Denote: DKD: Diabetic kidney disease, DM: Diabetes mellitus, and CKD: Chronic kidney disease. Symbols: ↑ refers to increase; ↓ refers to decrease.

7. Epigenetic Machineries for Therapeutic Applications

Epigenome-targeting drugs including DNA methylation inhibitors, histone modifiers, and bromodomain inhibitors have been approved for clinical use or tested in oncology trials [126]. These drugs are also potential candidates for treating other diseases with epigenetic dysregulation, such as DKD. Indeed, as shown in Table 4, DNA demethylating agents (5-azacytidine or 5-aza-2’-deoxycytidine) attenuate diabetes-related podocyte injuries in animal models [127]. Bone morphogenic protein 7 (BMP7) administration can increase Tet3 expression and reverse the Rasal1 promoter hypermethylation with the amelioration of renal fibrosis in UUO and DKD animal models [67]. The adipokine apelin-13 has been shown to attenuate DKD progression by inducing histone deacetylation [78]. Moreover, MS417 as a bromodomain and extraterminal (BET)-specific bromodomain inhibitor can attenuate proteinuria in DKD via blocking acetylation-mediated association of p65 and STAT3 with BET proteins [128].

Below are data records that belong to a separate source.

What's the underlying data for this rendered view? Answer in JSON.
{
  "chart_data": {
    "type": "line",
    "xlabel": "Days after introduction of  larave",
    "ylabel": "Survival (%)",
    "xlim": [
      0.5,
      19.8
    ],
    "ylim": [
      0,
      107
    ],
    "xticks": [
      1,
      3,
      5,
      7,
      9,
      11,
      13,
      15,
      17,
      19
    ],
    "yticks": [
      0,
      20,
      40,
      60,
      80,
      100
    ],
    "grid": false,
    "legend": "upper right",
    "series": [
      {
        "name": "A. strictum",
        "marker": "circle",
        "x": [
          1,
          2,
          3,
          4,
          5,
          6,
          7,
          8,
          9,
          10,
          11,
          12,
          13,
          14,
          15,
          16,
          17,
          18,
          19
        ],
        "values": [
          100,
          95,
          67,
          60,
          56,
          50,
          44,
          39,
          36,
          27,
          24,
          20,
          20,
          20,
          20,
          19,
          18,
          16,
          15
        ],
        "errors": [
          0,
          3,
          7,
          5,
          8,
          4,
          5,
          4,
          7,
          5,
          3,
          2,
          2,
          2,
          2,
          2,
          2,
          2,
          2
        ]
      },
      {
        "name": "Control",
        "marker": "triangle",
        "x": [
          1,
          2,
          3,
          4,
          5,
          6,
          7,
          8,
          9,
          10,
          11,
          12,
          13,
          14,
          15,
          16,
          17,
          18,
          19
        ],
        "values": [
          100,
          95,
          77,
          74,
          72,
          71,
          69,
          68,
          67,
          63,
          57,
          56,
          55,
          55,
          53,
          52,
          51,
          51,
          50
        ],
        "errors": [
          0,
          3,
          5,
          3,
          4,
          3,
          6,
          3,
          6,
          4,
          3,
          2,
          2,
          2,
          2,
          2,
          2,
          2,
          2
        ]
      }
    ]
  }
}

Although DNA demethylation agents and histone modifiers show great promise for treating DKD, their broad and non-specific long-term effects are still of concern. Recently, the CRISPR-Cas9 system has been developed to perform site-specific epigenetic modifications [129,130]. Applying this technology to precisely and timely edit epigenetic elements may broaden the therapeutic armamentarium against DKD.

8. Conclusions

Multifactorial interventions to control hyperglycemia, hypertension, and dyslipidemia remain fundamental for ameliorating late complications in patients with DKD, and this approach has been proven in long-term multicenter randomized control trials [131]. Moreover, cardiovascular outcome trials of sodium-glucose co-transporter 2 inhibitors (SGLT2i) have been reported to beneficially influence cardiovascular and renal outcomes in patients with type 2 DM [132]. Therefore, a multifactorial approach, in addition to the use of nephroprotective agents, serves as a practical strategy for managing DKD. Epigenetic machineries undoubtedly play an active role in steering the initiation and progression of DKD. Our current understandings of the epigenetic dynamics during DKD progression remain fragmented. The interactions between different epigenetic processes enrich the complexity. Nonetheless, the increased availability of multi-omic approaches will provide us with more insight into epigenomic pathology in DKD. With the rising applicability of epigenome-directed editing technology, epigenetic therapies will likely be applicable in the future as a safe and effective way to treat DKD.